Le Soleil, 16 décembre 2020
Au niveau international, l’ONU milite dorénavant pour une déclaration d’urgence climatique jusqu’à l’atteinte de la neutralité carbone. L’Europe s’est engagée à devenir carboneutre d’ici 2050, avec l’adoption d’un ambitieux Pacte vert de 750 milliards d’euros misant grandement sur l’hydrogène et qui touche notamment aux transports, à l’immobilier et à la production d’électricité.
Malgré la présidence Trump, de nombreux États américains et de grandes villes du pays ont aussi pris des engagements de carboneutralité. La Chine, le plus grand émetteur de gaz à effet de serre du monde, s’est également commise pour 2060.
Le Canada et le Québec, on le sait, ont été de la parade avec leurs propres plans annoncés récemment.
Chez les entreprises, le Big Tech (Amazon, Apple, Google, Facebook, Microsoft) et même les pétrolières ont emboité le pas dans la voie de la réduction de leurs émissions, dont les Européennes BP, Shell et Total, qui ont annoncé des objectifs de carboneutralité pour 2050. Les fonds d’investissement, dont l’immense BlackRock, ont revu cette année leurs critères pour tenir compte du risque climatique.
Bref, les intentions sont maintenant ouvertement exprimées, avec des plans à long terme, certes à perfectionner. L’année 2020 apparaît donc comme un moment charnière dans la suite de l’Accord de Paris signé en 2015.
Hausse potentiellement spectaculaire
Comme les émissions de GES ne connaissent pas de frontières, tous les efforts entrepris sur un seul territoire ne suffiront pas pour gagner le combat des changements climatiques.
Dans les pays en développement, et en Afrique notamment, les besoins restent immenses. En matière d’énergie, environ 600 millions de personnes, soit 55% de la population africaine, n’ont pas accès à l’électricité. La cuisson se fait encore trop souvent avec le bois (avec des enjeux graves de déforestation) ou du mazout.
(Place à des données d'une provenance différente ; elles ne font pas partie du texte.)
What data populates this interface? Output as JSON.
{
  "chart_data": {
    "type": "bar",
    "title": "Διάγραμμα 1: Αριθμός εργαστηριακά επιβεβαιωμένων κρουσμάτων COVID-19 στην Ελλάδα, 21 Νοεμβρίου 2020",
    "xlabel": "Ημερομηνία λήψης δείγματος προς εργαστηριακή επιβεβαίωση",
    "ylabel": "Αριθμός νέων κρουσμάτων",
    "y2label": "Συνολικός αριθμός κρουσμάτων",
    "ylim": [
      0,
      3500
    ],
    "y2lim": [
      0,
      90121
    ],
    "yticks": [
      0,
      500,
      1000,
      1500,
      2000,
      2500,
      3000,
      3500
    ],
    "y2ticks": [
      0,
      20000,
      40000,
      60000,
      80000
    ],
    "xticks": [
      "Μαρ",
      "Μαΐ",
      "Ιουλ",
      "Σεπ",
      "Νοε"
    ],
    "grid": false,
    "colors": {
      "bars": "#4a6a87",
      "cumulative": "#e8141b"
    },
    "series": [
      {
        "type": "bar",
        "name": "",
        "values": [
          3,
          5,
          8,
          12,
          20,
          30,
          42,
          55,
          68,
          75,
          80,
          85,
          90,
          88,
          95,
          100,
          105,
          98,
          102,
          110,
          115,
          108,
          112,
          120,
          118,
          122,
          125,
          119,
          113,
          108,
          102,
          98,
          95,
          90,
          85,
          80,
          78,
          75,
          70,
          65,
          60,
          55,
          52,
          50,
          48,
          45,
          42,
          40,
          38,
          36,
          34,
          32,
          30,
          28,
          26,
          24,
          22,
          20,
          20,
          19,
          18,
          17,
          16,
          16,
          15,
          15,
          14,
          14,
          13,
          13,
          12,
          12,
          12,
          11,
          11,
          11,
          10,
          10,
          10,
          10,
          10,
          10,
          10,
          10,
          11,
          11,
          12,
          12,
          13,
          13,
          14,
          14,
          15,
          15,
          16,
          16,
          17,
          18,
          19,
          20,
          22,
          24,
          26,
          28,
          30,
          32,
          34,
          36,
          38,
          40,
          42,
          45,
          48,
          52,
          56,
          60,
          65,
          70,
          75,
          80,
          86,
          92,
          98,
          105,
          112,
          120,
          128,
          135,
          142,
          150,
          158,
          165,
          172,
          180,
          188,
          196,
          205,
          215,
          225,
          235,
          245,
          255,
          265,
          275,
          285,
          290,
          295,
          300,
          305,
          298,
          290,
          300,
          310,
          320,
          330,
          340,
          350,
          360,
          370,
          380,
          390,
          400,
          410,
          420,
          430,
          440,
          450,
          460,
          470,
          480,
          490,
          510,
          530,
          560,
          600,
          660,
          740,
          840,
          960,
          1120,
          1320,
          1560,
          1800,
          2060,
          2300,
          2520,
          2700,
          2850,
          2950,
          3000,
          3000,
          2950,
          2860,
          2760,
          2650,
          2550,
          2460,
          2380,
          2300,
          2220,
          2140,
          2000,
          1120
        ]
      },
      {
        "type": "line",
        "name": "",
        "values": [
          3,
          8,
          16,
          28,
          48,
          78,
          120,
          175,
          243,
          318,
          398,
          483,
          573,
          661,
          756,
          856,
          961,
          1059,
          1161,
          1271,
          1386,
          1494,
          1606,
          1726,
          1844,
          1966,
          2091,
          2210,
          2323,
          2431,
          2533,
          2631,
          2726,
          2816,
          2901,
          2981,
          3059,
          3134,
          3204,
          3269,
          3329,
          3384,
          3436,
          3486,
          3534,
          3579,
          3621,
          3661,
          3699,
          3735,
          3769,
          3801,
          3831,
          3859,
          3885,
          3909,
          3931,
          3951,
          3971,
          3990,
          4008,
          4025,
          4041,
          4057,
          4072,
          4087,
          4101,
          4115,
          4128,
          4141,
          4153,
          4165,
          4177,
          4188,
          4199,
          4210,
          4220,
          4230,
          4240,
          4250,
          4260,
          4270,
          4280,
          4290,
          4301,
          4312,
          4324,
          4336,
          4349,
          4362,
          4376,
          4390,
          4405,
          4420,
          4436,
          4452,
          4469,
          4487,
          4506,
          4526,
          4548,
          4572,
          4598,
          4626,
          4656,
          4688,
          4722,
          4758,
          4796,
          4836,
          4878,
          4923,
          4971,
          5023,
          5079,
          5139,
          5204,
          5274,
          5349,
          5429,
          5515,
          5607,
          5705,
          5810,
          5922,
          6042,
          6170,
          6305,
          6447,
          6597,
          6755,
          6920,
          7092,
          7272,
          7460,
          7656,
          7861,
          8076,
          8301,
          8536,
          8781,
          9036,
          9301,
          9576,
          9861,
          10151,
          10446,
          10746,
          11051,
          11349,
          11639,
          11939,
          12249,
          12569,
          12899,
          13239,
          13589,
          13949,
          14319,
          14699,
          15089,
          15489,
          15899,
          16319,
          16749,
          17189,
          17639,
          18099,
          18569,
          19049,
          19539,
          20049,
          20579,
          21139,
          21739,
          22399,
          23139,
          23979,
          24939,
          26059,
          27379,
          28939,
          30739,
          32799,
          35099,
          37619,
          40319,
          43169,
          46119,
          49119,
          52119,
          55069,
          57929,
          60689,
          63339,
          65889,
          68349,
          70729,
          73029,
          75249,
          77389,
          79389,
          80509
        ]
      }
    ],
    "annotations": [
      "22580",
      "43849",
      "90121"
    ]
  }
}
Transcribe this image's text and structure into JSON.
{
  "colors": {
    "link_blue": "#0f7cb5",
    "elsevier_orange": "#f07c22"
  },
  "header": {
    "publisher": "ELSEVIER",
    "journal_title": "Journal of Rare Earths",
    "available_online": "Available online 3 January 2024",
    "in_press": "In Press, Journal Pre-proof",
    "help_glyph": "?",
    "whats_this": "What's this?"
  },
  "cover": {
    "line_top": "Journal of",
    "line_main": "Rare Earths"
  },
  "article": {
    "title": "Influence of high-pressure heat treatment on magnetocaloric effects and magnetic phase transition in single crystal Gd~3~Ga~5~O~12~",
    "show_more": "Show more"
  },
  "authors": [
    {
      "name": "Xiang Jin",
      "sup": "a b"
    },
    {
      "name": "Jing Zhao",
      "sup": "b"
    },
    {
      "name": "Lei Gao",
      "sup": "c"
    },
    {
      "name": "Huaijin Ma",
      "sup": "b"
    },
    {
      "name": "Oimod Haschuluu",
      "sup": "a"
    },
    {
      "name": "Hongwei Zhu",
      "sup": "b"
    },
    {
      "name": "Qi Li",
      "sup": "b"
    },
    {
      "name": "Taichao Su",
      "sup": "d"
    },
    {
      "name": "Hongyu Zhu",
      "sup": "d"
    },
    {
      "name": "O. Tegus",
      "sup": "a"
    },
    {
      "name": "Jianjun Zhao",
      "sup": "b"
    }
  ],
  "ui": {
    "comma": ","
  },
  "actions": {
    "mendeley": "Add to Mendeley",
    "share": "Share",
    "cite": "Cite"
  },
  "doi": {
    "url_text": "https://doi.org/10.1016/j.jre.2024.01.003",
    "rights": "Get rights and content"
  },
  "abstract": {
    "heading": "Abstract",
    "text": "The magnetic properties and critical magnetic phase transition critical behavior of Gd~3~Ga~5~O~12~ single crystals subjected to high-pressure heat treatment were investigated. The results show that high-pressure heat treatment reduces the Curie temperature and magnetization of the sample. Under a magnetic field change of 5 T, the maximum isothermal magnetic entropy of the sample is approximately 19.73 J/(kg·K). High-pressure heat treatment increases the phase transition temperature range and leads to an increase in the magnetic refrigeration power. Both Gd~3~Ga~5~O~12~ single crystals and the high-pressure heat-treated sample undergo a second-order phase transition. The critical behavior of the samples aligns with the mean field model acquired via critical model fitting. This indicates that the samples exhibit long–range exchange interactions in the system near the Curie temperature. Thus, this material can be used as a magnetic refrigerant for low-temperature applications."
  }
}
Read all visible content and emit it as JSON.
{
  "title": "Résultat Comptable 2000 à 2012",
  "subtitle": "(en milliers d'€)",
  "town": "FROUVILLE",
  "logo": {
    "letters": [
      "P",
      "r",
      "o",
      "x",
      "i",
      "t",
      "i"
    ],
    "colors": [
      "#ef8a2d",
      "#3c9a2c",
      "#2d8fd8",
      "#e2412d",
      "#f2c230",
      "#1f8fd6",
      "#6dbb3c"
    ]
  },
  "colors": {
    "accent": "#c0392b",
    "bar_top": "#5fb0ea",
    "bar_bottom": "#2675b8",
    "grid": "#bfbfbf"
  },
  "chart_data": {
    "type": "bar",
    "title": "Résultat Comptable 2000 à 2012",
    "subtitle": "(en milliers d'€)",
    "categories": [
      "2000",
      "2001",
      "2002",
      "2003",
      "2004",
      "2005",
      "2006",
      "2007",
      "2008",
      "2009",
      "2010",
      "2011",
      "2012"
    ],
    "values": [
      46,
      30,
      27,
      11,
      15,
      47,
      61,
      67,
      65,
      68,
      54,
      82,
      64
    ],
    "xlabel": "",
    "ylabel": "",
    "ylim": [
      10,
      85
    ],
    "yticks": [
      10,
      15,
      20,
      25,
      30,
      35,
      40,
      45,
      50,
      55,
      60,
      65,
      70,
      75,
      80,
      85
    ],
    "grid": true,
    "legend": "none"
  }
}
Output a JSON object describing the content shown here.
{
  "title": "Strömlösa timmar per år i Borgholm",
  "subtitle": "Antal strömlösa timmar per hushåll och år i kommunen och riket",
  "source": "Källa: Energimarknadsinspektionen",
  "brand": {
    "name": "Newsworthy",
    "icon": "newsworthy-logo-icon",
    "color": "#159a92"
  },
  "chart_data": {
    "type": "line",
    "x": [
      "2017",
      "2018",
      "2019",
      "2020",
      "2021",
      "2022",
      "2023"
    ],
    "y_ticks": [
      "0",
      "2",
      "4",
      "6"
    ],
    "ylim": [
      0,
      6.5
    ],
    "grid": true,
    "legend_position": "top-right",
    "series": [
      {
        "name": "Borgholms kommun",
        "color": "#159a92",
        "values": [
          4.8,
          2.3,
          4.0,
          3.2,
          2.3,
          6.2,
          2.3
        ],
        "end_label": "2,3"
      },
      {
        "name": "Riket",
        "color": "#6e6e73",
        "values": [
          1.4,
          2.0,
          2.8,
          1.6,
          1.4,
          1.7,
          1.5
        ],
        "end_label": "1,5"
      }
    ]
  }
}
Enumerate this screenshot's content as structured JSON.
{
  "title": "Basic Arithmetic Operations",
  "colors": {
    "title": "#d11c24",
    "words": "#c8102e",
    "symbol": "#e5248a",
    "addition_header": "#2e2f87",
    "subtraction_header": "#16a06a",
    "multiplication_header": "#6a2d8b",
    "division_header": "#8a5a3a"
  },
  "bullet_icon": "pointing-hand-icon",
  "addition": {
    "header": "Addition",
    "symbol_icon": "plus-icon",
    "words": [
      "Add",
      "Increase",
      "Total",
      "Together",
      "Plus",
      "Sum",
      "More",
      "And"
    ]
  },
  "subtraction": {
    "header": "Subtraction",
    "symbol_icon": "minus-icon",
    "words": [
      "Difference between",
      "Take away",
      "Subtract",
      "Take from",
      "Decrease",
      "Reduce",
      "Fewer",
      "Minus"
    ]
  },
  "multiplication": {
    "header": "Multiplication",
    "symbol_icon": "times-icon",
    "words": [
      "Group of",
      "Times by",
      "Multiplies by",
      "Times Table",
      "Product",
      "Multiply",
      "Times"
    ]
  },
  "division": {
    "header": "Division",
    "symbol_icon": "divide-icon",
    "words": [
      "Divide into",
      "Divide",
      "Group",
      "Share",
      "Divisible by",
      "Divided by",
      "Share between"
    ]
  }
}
Avec une population représentant moins de 20% de la planète, l’Afrique ne produit que 2% des émissions mondiales de carbone. Mais ces émissions sont assurément appelées à croître, car une personne sur deux qui naîtra dans le monde au cours des deux prochaines décennies sera africaine. Et pour combler les besoins primaires d’une telle population en croissance vertigineuse, un accès accru à l’énergie sera vital afin d’assurer le développement socio-économique du continent et de soutenir une économie moderne de plus en plus axée sur le numérique (et donc sur une électricité fiable).
Cela signifie une multiplication des actifs de production d’énergie: des bâtiments, des industries, des véhicules sur les routes, donc une hausse potentiellement spectaculaire de GES dans l’atmosphère.
Le défi du développement africain était déjà titanesque avant la pandémie. Et voilà que celle-ci a eu des impacts économiques majeurs sur le continent, avec une contraction de 3% de l’économie, mettant en péril les progrès enregistrés depuis 20 ans.
C’est dire que les ressources financières déjà rarissimes des États africains se feront encore plus rares. Il sera dès lors plus difficile de mobiliser les fonds nécessaires à la mise en place d’infrastructures de production d’énergie propre, non polluantes.
Les institutions internationales avaient déjà réuni des fonds pour appuyer les économies des pays en développement dans leurs efforts de développement durable, dont le Fonds vert pour le climat, mis en place par l’ONU en 2010.
Même si les gestionnaires de ce fonds indiquent que les moyens alloués à la finance climatique ont dépassé les 500 milliards en 2018, ces montants restent très largement insuffisants pour appuyer significativement l’atteinte des objectifs de l’Accord de Paris, disent-ils du même souffle.
Les pays développés misent en partie sur les investissements verts pour relancer leur économie. Cet argent entraînera son lot d’innovations technologiques. Malgré nos difficultés économiques actuelles dues à la pandémie, les pays riches devront maintenir une partie de leur portefeuille ouvert afin d’aider les pays en développement. De l’argent, donc, mais aussi des transferts de ces nouvelles technologies et expertises.
Il le faudra, afin que les pays africains puissent poursuivre leurs efforts légitimes de construction d’une économie moderne répondant aux aspirations de leurs jeunes populations, et ce, sans envenimer les changements climatiques.